Ah, so I don’t add the enterFrame and collision to each individual asteroid, I just control that in the main loop.

--squares.lua local M = {} function M:new(x, y) local square = display.newRect(x, y, 10, 10) square.type = "square" return square end function M:destroy() display.remove(self) self = nil end return M --main.lua local squares = {} for i = 1, 10 do squares[i] = square:new(mRand(15, 400), mRand(15, 300)) end timer.performWithDelay(1500, function() squares[4]:destroy() end, 1)

This is a sample project to test object pooling. But when the timer goes off, I get an error saying “Attempt to call method ‘destroy’ (a nil value)”. I am not sure what I am doing wrong.

OMG, this thread is all over the place!  I’d offer to help, but honestly I can’t figure out what the current subject is.

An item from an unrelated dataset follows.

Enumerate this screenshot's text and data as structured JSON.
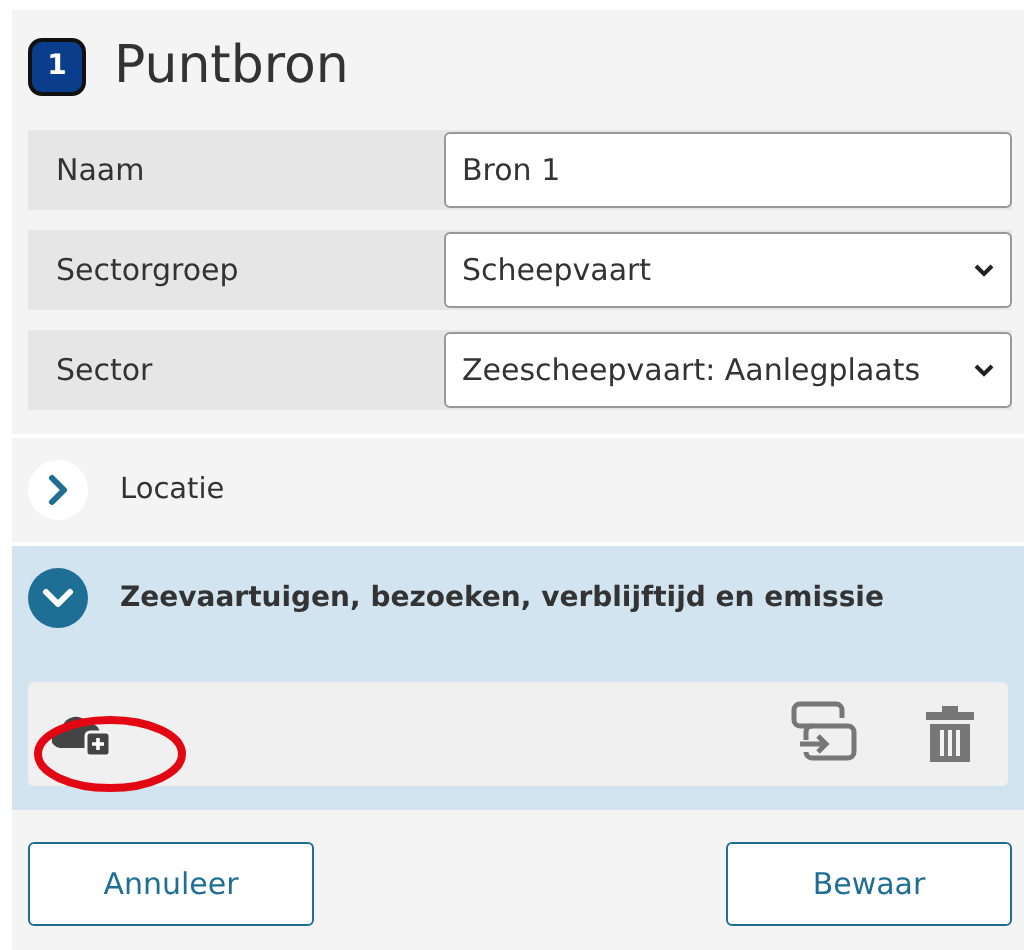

As far as your most recent post, you never assign M’s “destroy” to “square”, so the error is correct - there is no method “destroy” on any of your “squares”, the error is already telling you EXACTLY what the problem is.

No worries, I figured this one out. Anyways, the original thread was about managing my FPS since it sharply drops about a minute into my game, but now I am trying to work on object pooling which is apparently much more efficient when it comes to managing object memory.

Hi guys, probably my mistake for posting a design pattern rather than actual code.  I am trying to show “how to” structure your code not posting “here is final code”.

It is merely a starting point… nothing more.  The onus is on the OP to research the subject.

But for what its worth, you declare square in new() as local so it will immediately go out of scope.  Square should be local to the module.

Maybe this pattern is something Corona docs should focus on more because it really is dev 101…

what is that game?   30k objects??      Great…I am a noob…!

@decoder

He has two big games and a third coming: https://play.google.com/store/apps/dev?id=5640292770246134663

Have a look on how many times functions are call with lua glider and how many time they took to execute. Have a look on your algo because perhaps you calculate things and it’s exponential to the number of object (ex: calculate the distance between every objects).